In [1]:
"""

這份檔案要用來執行特徵工程部分，主要利用pandas來進行處理


input：四份資料夾內文件，training、public、public_processed、private_1_processed

output：特徵處理完的training dataset(processed_data.parquet)、validation dataset(val_data.parquet)


"""

'\n\n這份檔案要用來執行特徵工程部分，主要利用pandas來進行處理\n\n\ninput：四份資料夾內文件，training、public、public_processed、private_1_processed\n\noutput：特徵處理完的training dataset(processed_data.parquet)、validation dataset(val_data.parquet)\n\n\n'

In [2]:
import pandas as pd
import numpy as np
import datetime
import dask.dataframe as dd
from sklearn.preprocessing import LabelEncoder
from sklearn.model_selection import StratifiedKFold, train_test_split
from sklearn.metrics import auc
from sklearn import metrics
from sklearn.metrics import precision_score, recall_score, f1_score
from collections import Counter
from catboost import CatBoostClassifier, Pool, EShapCalcType, EFeaturesSelectionAlgorithm
from scipy.stats import entropy

In [3]:
import sys
import dask
import sklearn
import catboost
import scipy

packages_versions = {
    "Python Version": sys.version,
    "Pandas Version": pd.__version__,
    "NumPy Version": np.__version__,
    "Dask Version": dask.__version__,
    "Scikit-Learn Version": sklearn.__version__,
    "CatBoost Version": catboost.__version__,
    "SciPy Version": scipy.__version__
}

# 打印套件及其版本
for package, version in packages_versions.items():
    print(f"{package}: {version}")


Python Version: 3.10.10 | packaged by Anaconda, Inc. | (main, Mar 21 2023, 18:39:17) [MSC v.1916 64 bit (AMD64)]
Pandas Version: 2.0.3
NumPy Version: 1.26.0
Dask Version: 2023.4.1
Scikit-Learn Version: 1.3.0
CatBoost Version: 1.2.2
SciPy Version: 1.11.3


# 特徵處理

In [4]:
# 載入資料 
old_train = pd.read_csv('dataset_1st/training.csv')
new_train = pd.read_csv('dataset_2nd/public.csv')

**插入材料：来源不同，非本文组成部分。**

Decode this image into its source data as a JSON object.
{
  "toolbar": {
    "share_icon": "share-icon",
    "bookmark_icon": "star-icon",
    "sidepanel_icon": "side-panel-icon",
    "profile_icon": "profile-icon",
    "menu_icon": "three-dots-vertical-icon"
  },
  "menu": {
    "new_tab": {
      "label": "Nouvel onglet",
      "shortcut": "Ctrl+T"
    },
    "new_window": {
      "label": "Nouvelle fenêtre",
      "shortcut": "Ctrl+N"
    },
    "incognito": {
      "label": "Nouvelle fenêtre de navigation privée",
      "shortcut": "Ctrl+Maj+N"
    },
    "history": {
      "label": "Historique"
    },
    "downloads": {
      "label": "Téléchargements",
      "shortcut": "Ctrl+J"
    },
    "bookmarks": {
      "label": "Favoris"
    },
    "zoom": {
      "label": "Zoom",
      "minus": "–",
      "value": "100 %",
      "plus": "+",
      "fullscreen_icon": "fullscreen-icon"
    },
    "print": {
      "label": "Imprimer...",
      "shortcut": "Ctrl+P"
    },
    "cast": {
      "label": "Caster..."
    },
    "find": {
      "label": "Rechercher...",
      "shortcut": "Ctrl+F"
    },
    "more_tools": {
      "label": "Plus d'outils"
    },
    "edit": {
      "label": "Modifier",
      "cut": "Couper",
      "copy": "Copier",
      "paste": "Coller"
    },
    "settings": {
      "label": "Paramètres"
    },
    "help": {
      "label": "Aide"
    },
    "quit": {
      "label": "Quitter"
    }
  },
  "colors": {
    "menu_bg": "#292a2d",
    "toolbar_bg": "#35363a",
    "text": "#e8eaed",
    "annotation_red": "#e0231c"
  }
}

old_val = pd.read_csv('dataset_1st/public_processed.csv')
new_val = pd.read_csv('dataset_2nd/private_1_processed.csv')

example = pd.read_csv('dataset_1st/31_範例繳交檔案.csv')

df = pd.concat([old_train, new_train, new_val],sort=False)
df_copy = df.copy()

In [5]:
# Step 1 計算交易活動，計算特定卡在前30天消費所佔的次數比率與之後的比率，計算之間的變化率

# 計算每張卡在其持有者所有交易中的活動次數
card_activity_count = df_copy.groupby(['chid', 'cano'])['txkey'].count()
card_activity_count = card_activity_count.rename('card_transaction_count').reset_index()
df_copy = df_copy.merge(card_activity_count, on=['chid', 'cano'], how='left')

# 計算每個持卡人的總交易次數
customer_total_transactions = df_copy.groupby('chid')['txkey'].count()
customer_total_transactions = customer_total_transactions.rename('customer_total_transactions').reset_index()

# 將每個持卡人的總交易次數合併到主資料集
df_copy = df_copy.merge(customer_total_transactions, on='chid', how='left')

# 篩選前30天的交易數據
df_copy_before_30 = df_copy[df_copy['locdt'] <= 30]

# 計算前30天的交易比例
card_activity_before_30 = df_copy_before_30.groupby(['chid', 'cano'])['txkey'].count().reset_index()
total_transactions_before_30 = df_copy_before_30.groupby('chid')['txkey'].count().reset_index()
card_ratio_before_30 = card_activity_before_30.merge(total_transactions_before_30, on='chid')
card_ratio_before_30['card_transaction_ratio_before_30'] = card_ratio_before_30['txkey_x'] / card_ratio_before_30['txkey_y']

# 篩選後30天的交易數據
df_copy_after_30 = df_copy[df_copy['locdt'] > 30]

# 計算後30天的交易比例
card_activity_after_30 = df_copy_after_30.groupby(['chid', 'cano'])['txkey'].count().reset_index()
total_transactions_after_30 = df_copy_after_30.groupby('chid')['txkey'].count().reset_index()
card_ratio_after_30 = card_activity_after_30.merge(total_transactions_after_30, on='chid')
card_ratio_after_30['card_transaction_ratio_after_30'] = card_ratio_after_30['txkey_x'] / card_ratio_after_30['txkey_y']

# 計算前後30天的比例變化率
card_ratio_change = card_ratio_before_30.merge(card_ratio_after_30, on=['chid', 'cano'])
card_ratio_change['ratio_change'] = (card_ratio_change['card_transaction_ratio_after_30'] - card_ratio_change['card_transaction_ratio_before_30']) / card_ratio_change['card_transaction_ratio_before_30']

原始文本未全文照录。